Richiesta di pena di morte per i due marò? Il governo non conferma ma assicura: «Pronti alle contromosse»

Un’altra notizia choc dall’India sul caso Marò, annunciata e poi smentita da Nuova Delhi. La polizia indiana Nia, infatti, secondo quanto riportato da The Hindustan Times,  avrebbe presentato un rapporto in cui accusa i due fucilieri italiani in base a una legge che prevede la pena di morte.
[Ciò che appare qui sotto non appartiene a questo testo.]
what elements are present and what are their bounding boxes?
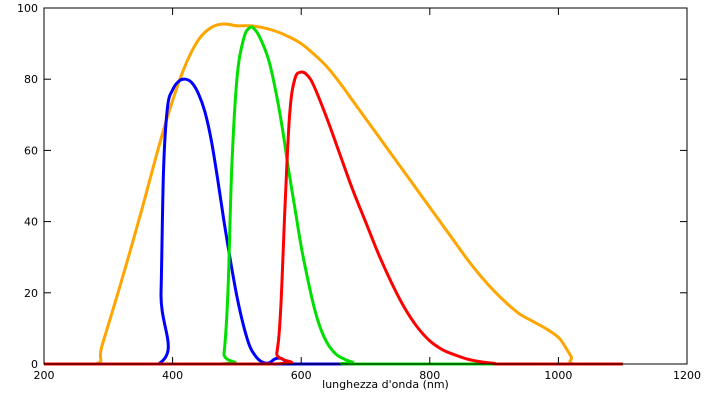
x-axis-label: lunghezza d'onda (nm) [322, 378, 449, 391]
blue-curve [44, 77, 623, 366]
red-curve [44, 70, 623, 366]
y-tick-label: 80 [24, 73, 38, 86]
curve-layer [44, 22, 623, 366]
plot-frame [43, 7, 688, 365]
y-tick-label: 100 [17, 2, 38, 15]
x-tick-label: 1200 [673, 369, 701, 382]
y-tick-label: 40 [24, 216, 38, 229]
x-tick-label: 600 [291, 369, 312, 382]
x-tick-label: 200 [34, 369, 55, 382]
y-tick-label: 0 [31, 358, 38, 371]
x-tick-label: 800 [419, 369, 440, 382]
y-tick-label: 20 [24, 287, 38, 300]
tick-layer: 200 400 600 800 1000 1200 0 20 40 60 80 100 [17, 2, 701, 382]
x-tick-label: 1000 [544, 369, 572, 382]
x-tick-label: 400 [162, 369, 183, 382]
orange-curve [44, 22, 623, 366]
green-curve [44, 25, 623, 366]
y-tick-label: 60 [24, 144, 38, 157]
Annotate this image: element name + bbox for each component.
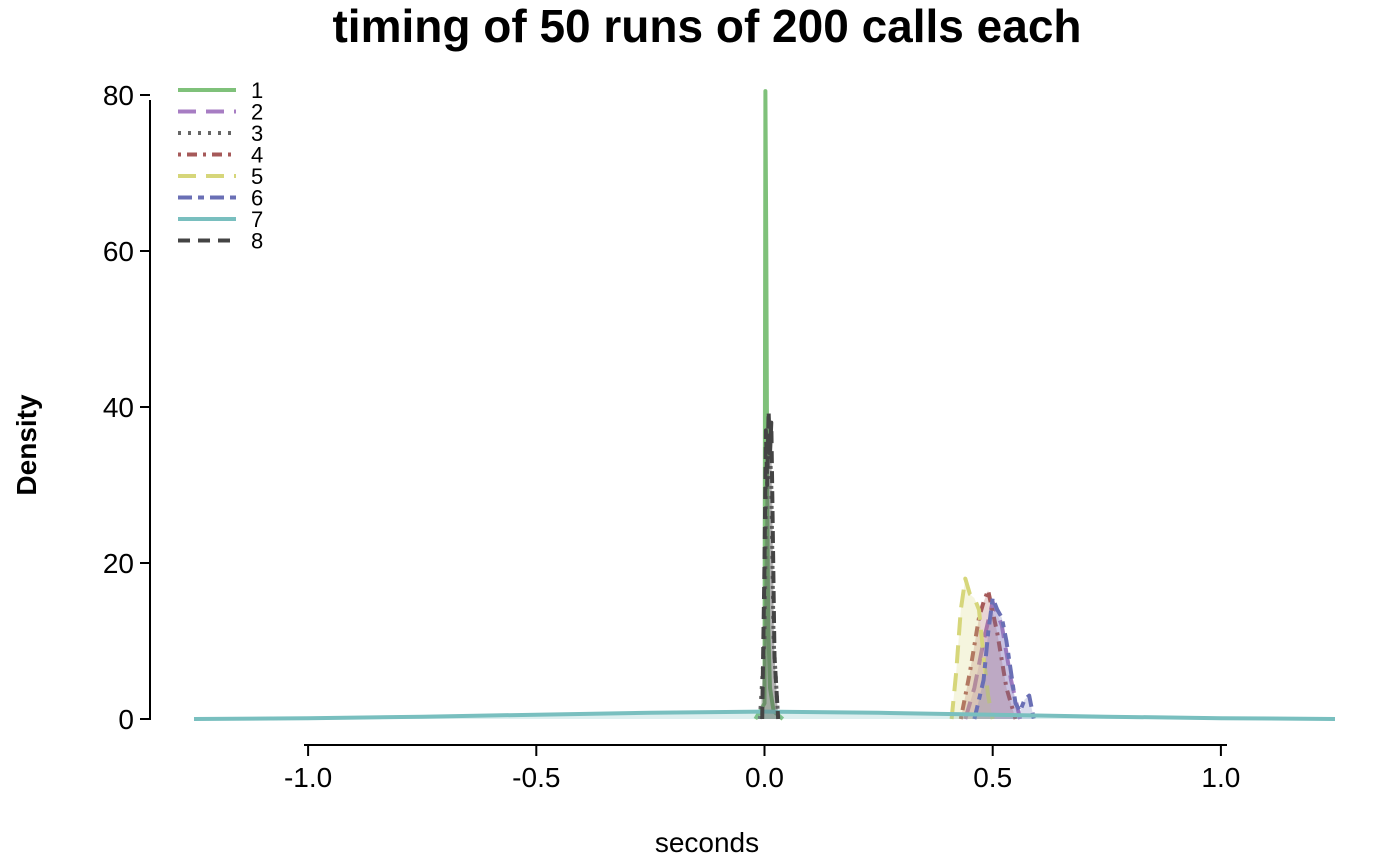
x-axis-ticks: -1.0 -0.5 0.0 0.5 1.0 bbox=[284, 745, 1240, 793]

Gli investigatori avrebbero consegnato lunedì al ministero degli Interni la richiesta di perseguire i due militari trattenuti in India in base al “Sua Act” che reprime la pirateria marittima con la pena di morte «nonostante le ripetute richieste pressanti del ministero degli Esteri di trattare il caso con capi di imputazione che prevedono pene più lievi». La Nia ha risposto oggi con un no comment alla richiesta di confermare l’esistenza del rapporto, poi il vice-ispettore Vikraman ha finito per alimentare il giallo dicendo di non poter commentare. Una fonte diplomatica ha tuttavia ricordato che «la decisione finale spetta al giudice che dovrà formulare i reali capi di accusa» a carico di Massimiliano Latorre e Salvatore Girone. Lo scorso aprile, il ministro degli Esteri Salman Khurshid, infatti, si era impegnato con l’Italia sostenendo che il caso dei marò non rientrava fra quelli «rari tra i più rari» che prevedono l’applicazione della pena di morte.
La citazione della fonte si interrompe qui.